There was an interesting article that appeared in The Washington Post in March 2015 entitled: “Forget Harvard and Stanford. It really doesn’t matter where you go to college.” Though the article was primarily written for parents “devastated” by the prospect that their straight-A students might still lack the stuff to get into a prestigious university, there is a valuable kernel of information in that article for every one of us, college-age or much older. It all comes down to ambition and not pedigree; to sheer drive over blind luck.
Enthusiasm With A Purpose
True story. Many years ago, I knew a man named Ron who was a software engineer, but his passion was music. He loved the piano much more than computers, and while he had taken piano lessons through college, everyone convinced him that being a musician was not a viable profession.
Ron’s company had a round of layoffs, and they gave him a severance package. He decided to devote eight hours a day to music, picking up odd jobs when he could to supplement his wife’s income. Ron sharpened his craft to the point where he started giving concerts, and he became the impressive pianist he always knew he could be.
While we’re on the topic of true-life ambition, can you tell me what author John Gresham, musician Kenny “G,” WWE Wrestler D’Lo Brown and comedian Bob Newhart have in common? They were all accountants who had the ambition to leave a conventional career and live a life in some form of entertainment they felt was more meaningful and fulfilling.
In addition to Ron, I also know a very fine Emergency Room Doctor who had a terrible time of it in college and nearly flunked out of her pre-Med program. Her grades were horrific and medical schools “laughed” at her transcripts. While she was working as a hospital administrator, she decided to take another crack at medical school. She virtually started over at a new school and repeated all of her science and mathematics courses. She studied day and night, received excellent grades and was accepted into a prominent New York medical school.
So how badly do you want it? How strong is your desire to accomplish something you have always wanted?
Ambition is deciding to believe in yourself and to have the desire to accomplish what is in your heart. I recently heard an interview with Soprano’s Actor Vince Curatola who played the part of John Sacrimoni. When he auditioned for the Soprano’s role, his primary source of income was still his masonry and plastering business.
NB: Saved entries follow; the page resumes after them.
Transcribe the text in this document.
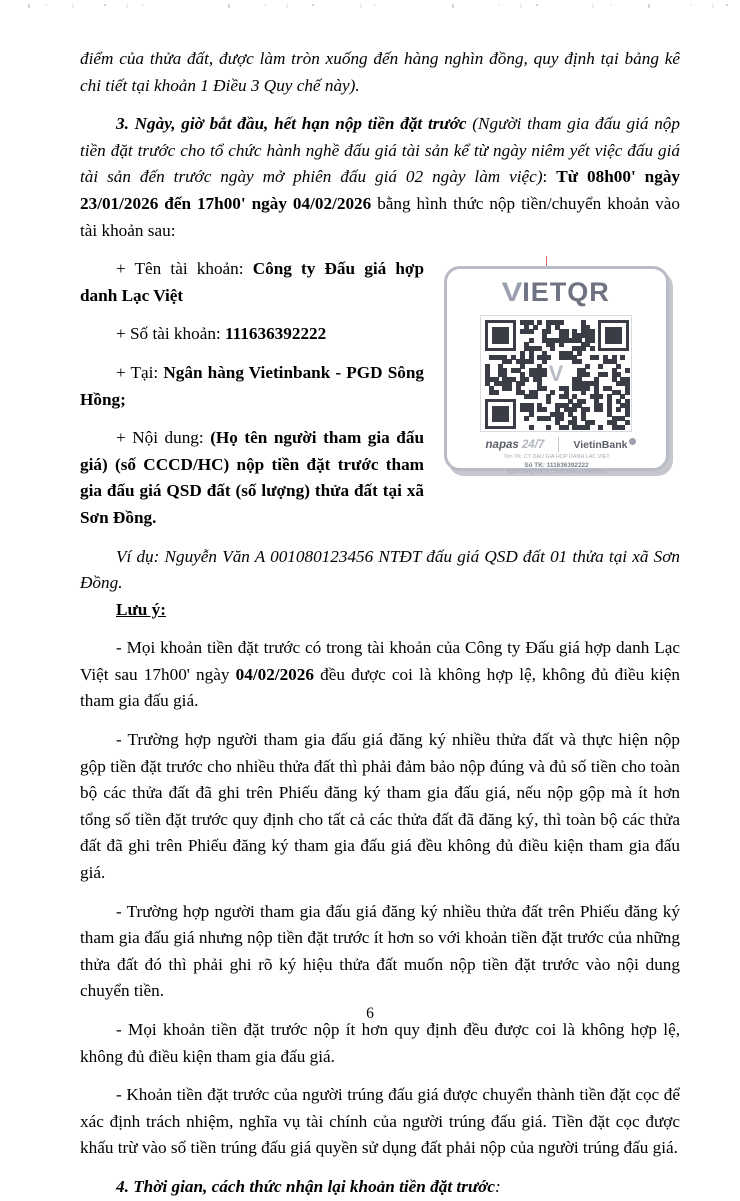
điểm của thửa đất, được làm tròn xuống đến hàng nghìn đồng, quy định tại bảng kê chi tiết tại khoản 1 Điều 3 Quy chế này).

3. Ngày, giờ bắt đầu, hết hạn nộp tiền đặt trước (Người tham gia đấu giá nộp tiền đặt trước cho tổ chức hành nghề đấu giá tài sản kể từ ngày niêm yết việc đấu giá tài sản đến trước ngày mở phiên đấu giá 02 ngày làm việc): Từ 08h00' ngày 23/01/2026 đến 17h00' ngày 04/02/2026 bằng hình thức nộp tiền/chuyển khoản vào tài khoản sau:

VIETQR
V
napas 24/7	VietinBank
Tên TK: CT DAU GIA HOP DANH LAC VIET
Số TK: 111636392222
Ngân hàng TMCP Công thương Việt Nam

+ Tên tài khoản: Công ty Đấu giá hợp danh Lạc Việt

+ Số tài khoản: 111636392222

+ Tại: Ngân hàng Vietinbank - PGD Sông Hồng;

+ Nội dung: (Họ tên người tham gia đấu giá) (số CCCD/HC) nộp tiền đặt trước tham gia đấu giá QSD đất (số lượng) thửa đất tại xã Sơn Đồng.

Ví dụ: Nguyễn Văn A 001080123456 NTĐT đấu giá QSD đất 01 thửa tại xã Sơn Đồng.

Lưu ý:

- Mọi khoản tiền đặt trước có trong tài khoản của Công ty Đấu giá hợp danh Lạc Việt sau 17h00' ngày 04/02/2026 đều được coi là không hợp lệ, không đủ điều kiện tham gia đấu giá.

- Trường hợp người tham gia đấu giá đăng ký nhiều thửa đất và thực hiện nộp gộp tiền đặt trước cho nhiều thửa đất thì phải đảm bảo nộp đúng và đủ số tiền cho toàn bộ các thửa đất đã ghi trên Phiếu đăng ký tham gia đấu giá, nếu nộp gộp mà ít hơn tổng số tiền đặt trước quy định cho tất cả các thửa đất đã đăng ký, thì toàn bộ các thửa đất đã ghi trên Phiếu đăng ký tham gia đấu giá đều không đủ điều kiện tham gia đấu giá.

- Trường hợp người tham gia đấu giá đăng ký nhiều thửa đất trên Phiếu đăng ký tham gia đấu giá nhưng nộp tiền đặt trước ít hơn so với khoản tiền đặt trước của những thửa đất đó thì phải ghi rõ ký hiệu thửa đất muốn nộp tiền đặt trước vào nội dung chuyển tiền.

- Mọi khoản tiền đặt trước nộp ít hơn quy định đều được coi là không hợp lệ, không đủ điều kiện tham gia đấu giá.

- Khoản tiền đặt trước của người trúng đấu giá được chuyển thành tiền đặt cọc để xác định trách nhiệm, nghĩa vụ tài chính của người trúng đấu giá. Tiền đặt cọc được khấu trừ vào số tiền trúng đấu giá quyền sử dụng đất phải nộp của người trúng đấu giá.

4. Thời gian, cách thức nhận lại khoản tiền đặt trước:

6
Whenever his hands were not setting stone or patching walls, they were turning the pages of scripts in acting classes. People may have laughed at him for his acting dream, and his masonry customers may have shaken their heads, but the important point is that he never gave up on himself. Now they ask him for autographs.
America’s Got Talent
There are many would-be actors, singers, doctors, writers, accountants and the like who have spent a lifetime talking about it rather than doing it. Former Colorado University football player Keith Miller knew he had a good, but untrained voice. He had a secret ambition to be an opera singer. Instead of talking about it, he had the drive and the inspiration to place a high value on the dream and to pursue it. Since 2012 he has been singing opera all over the world, training his voice for ever more demanding roles.
Every person I mentioned would readily admit they are one voice in a world crowded with voices. There are tens of thousands of extremely talented would-be athletes, rocket scientists, chefs, actors, musicians and even keynote speakers who would be dominant in their fields today were it not for a lack of ambition. How long would you wait in the line to audition at America’s Got Talent?
Having a belief in yourself, having confidence that you will succeed despite any tragedies or obstacles you may face on the journey will, in fact, lead to success. No matter where your path may lead, you will be infinitely better off for trying.
The ambitious person understands that if they work hard enough, doors will open for them. Sometimes, it may be a different door than was expected, but it will open nevertheless. Nothing, especially success, is ever automatic, but once a person decides to fight for something better, to fully enter the ring, and to put one foot in front of the other, magic happens. Ambition is the first step to success.